Timeless Tales from Marwar gives a new lease of life to his folk tales. It is a hand-picked compilation from the much-celebrated Baton ri Phulwari -'Garden of Tales'-a fourteen-volume collection written over a span of nearly fifty years.

Retold in Detha's magical narrative style complete with imagery, this selection offers some of the oldest and most popular fables from the Thar Desert region. Discover tales of handsome rajkanwars, evil witches, exploitative thakars, miserly seths, clever insects, benevolent snakes and more. Vishes Kothari's vivid English translation introduces one of the most venerated figures in Rajasthani folk culture to a wider audience.

I want to share with all of you my joy of discovering Vijaydan Detha's collection of Rajasthani folk tales, the classic Batan ri Phulwari, produced as retellings in Timeless Tales from Marwar. Fondly known as Bijji, he introduced himself as a writer of stories. Behind those simple words lay a treasure trove of tales told in a unique and inimitable style. He was a chronicler of Rajasthani culture through its abundant and rich folklore. He used the magic of words to take us into a wonderland. When I opened Timeless Tales from Marwar, I walked into his enchanted land all over again.

I came to the villages in Rajasthan in 1975 and was surrounded by storytellers. I was delighted. Their stories are in the 'oral tradition: not written down but narrated. Every retelling adds textures, from one generation to the next for hundreds of years. I heard them with great interest but could not remember them all. There was no book I could refer to, till I came across Batan ri Phulwari.

Bijji almost stepped out of his stories. He wore a dhoti and a batari (a cross buttoned kurta), a pair of beautiful elegant joothis that adorned his feet, had two pens in his breast pocket, one green and one red. He was one of the wittiest and fun people I have ever met. He made me laugh and learn together.

His retelling of folk stories is simple but layered. They talk of different castes, the poor, of people who live in havelis, bastis, jhopris, across different time periods. He speaks through the sun, the stars, the clouds, the peacock and the raindrops during 'monsoon. The superiority of the tiger is cleverly undermined by the jackal, and the arrogance of the bad man is turned on its head by the poor man's intelligence.
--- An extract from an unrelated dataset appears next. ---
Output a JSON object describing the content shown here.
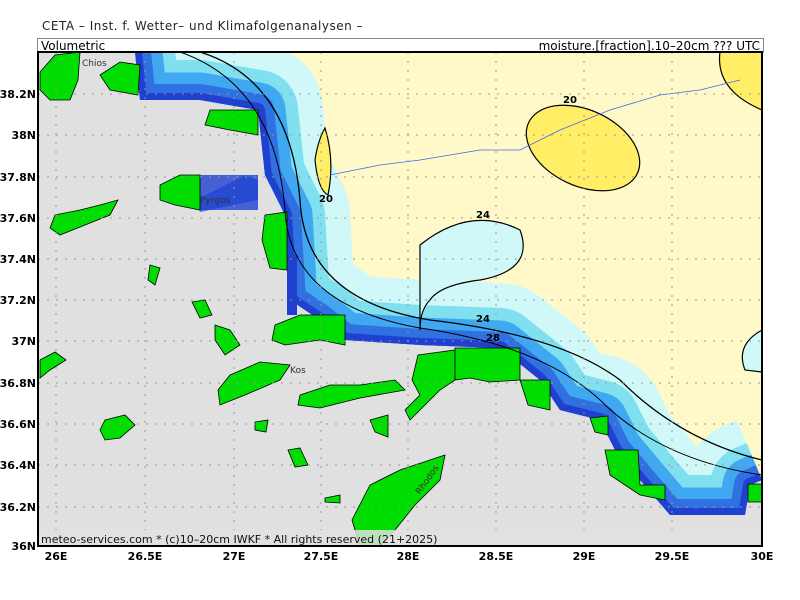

We hear birds speak, while people have conversations with ghosts. Big ideas like poverty, untouchability and greed for wealth become simple. His style is witty. He uses satire, laughter and humor. 'Bijji makes the tale come alive-an attribute of a great writer. Although the stories are of days gone by, the messages are important for us even today. They are universal and for all time.